Marathons Produkt setzt auf Standardhardware auf

FTvirtual Server sichert Windows-Server kostengünstig ab

MÜNCHEN (CW) - Wer Applikationen sicher und hochverfügbar betreiben will, hat die Wahl zwischen Failover- und fehlertoleranten Architekturen. Beide haben ihre Nachteile. Die jeweiligen Vorteile soll jetzt der "FTvirtual Server" der Firma Marathon verbinden.

Eine typische Failover-Konstellation besteht vereinfacht dargestellt aus einem aktiven Server, auf dem die Applikationen laufen, einem dazu redundant gehaltenen inaktiven Server sowie einem von beiden gemeinsam genutzten Plattensystem. Die Nachteile liegen auf der Hand: Während des Failover-Ereignisses, wenn also aufgrund einer Störung vom aktiven auf den passiven Server umgeschaltet wird, steht der Betrieb still, schlimmstenfalls gehen aktuell verarbeitete Daten verloren.

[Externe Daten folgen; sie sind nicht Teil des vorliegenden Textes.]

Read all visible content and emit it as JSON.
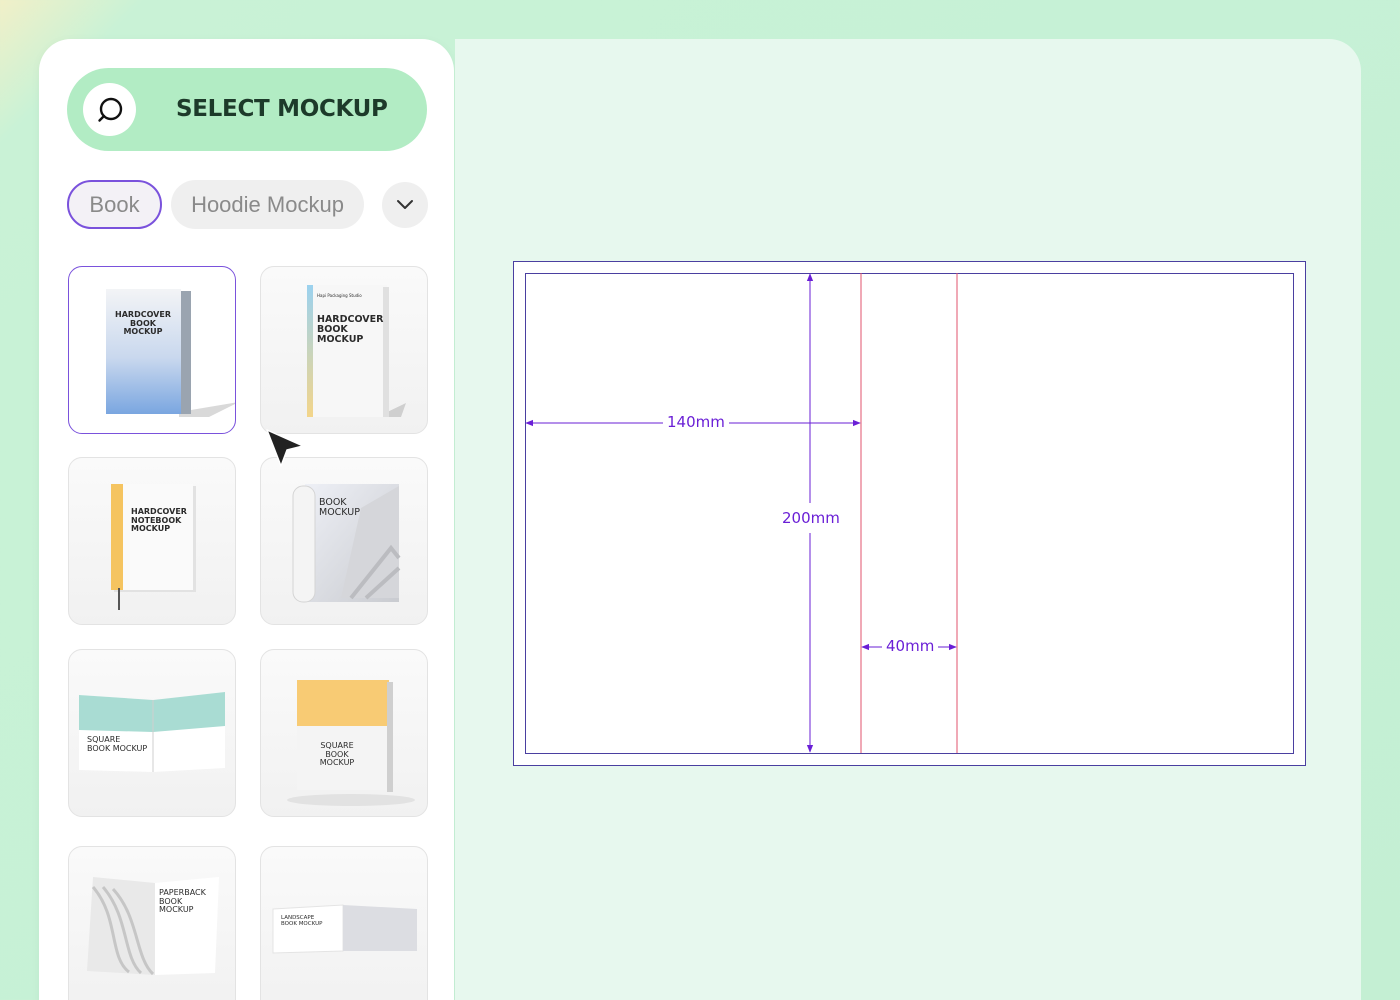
{
  "sidebar": {
    "select_button": {
      "label": "SELECT MOCKUP",
      "icon": "search-icon"
    },
    "filters": [
      {
        "label": "Book",
        "active": true
      },
      {
        "label": "Hoodie Mockup",
        "active": false
      }
    ],
    "more_filters_icon": "chevron-down-icon",
    "mockups": [
      {
        "title": "HARDCOVER\nBOOK\nMOCKUP",
        "selected": true
      },
      {
        "title": "HARDCOVER\nBOOK\nMOCKUP",
        "subtitle": "Hapi Packaging Studio",
        "selected": false
      },
      {
        "title": "HARDCOVER\nNOTEBOOK\nMOCKUP",
        "selected": false
      },
      {
        "title": "BOOK\nMOCKUP",
        "selected": false
      },
      {
        "title": "SQUARE\nBOOK MOCKUP",
        "selected": false
      },
      {
        "title": "SQUARE\nBOOK\nMOCKUP",
        "selected": false
      },
      {
        "title": "PAPERBACK\nBOOK\nMOCKUP",
        "selected": false
      },
      {
        "title": "LANDSCAPE\nBOOK MOCKUP",
        "selected": false
      }
    ]
  },
  "canvas": {
    "width_dimension": "140mm",
    "height_dimension": "200mm",
    "spine_dimension": "40mm"
  },
  "colors": {
    "accent": "#7a52dc",
    "dimension": "#6a1fd6",
    "fold_line": "#e0536d",
    "button_bg": "#b2ecc4"
  }
}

Hersteller von fehlertoleranten Systemen werben dagegen mit einer Verfügbarkeit von knapp 100 Prozent. Die Lösungen arbeiten mit zwei redundanten Servern und Speichern, wobei sämtliche Operationen auf beiden Rechnern simultan erfolgen. Die Maschinen sind vollständig synchronisiert und stellen sich dem Administrator wie ein einziges System dar. Fällt ein Server aus, läuft der andere weiter, für den Benutzer ergibt sich keine Unterbrechung. Der Nachteil hier: Bei den hochverfügbaren fehlertoleranten Lösungen handelt es sich in der Regel um teure, proprietäre Angebote, die den Anwender auf einen Hersteller fixieren und von dessen Hardware und Treiberentwicklung abhängig machen. Auch die Bestückung der Systeme mit aktueller CPU-Technik ist nicht gewährleistet.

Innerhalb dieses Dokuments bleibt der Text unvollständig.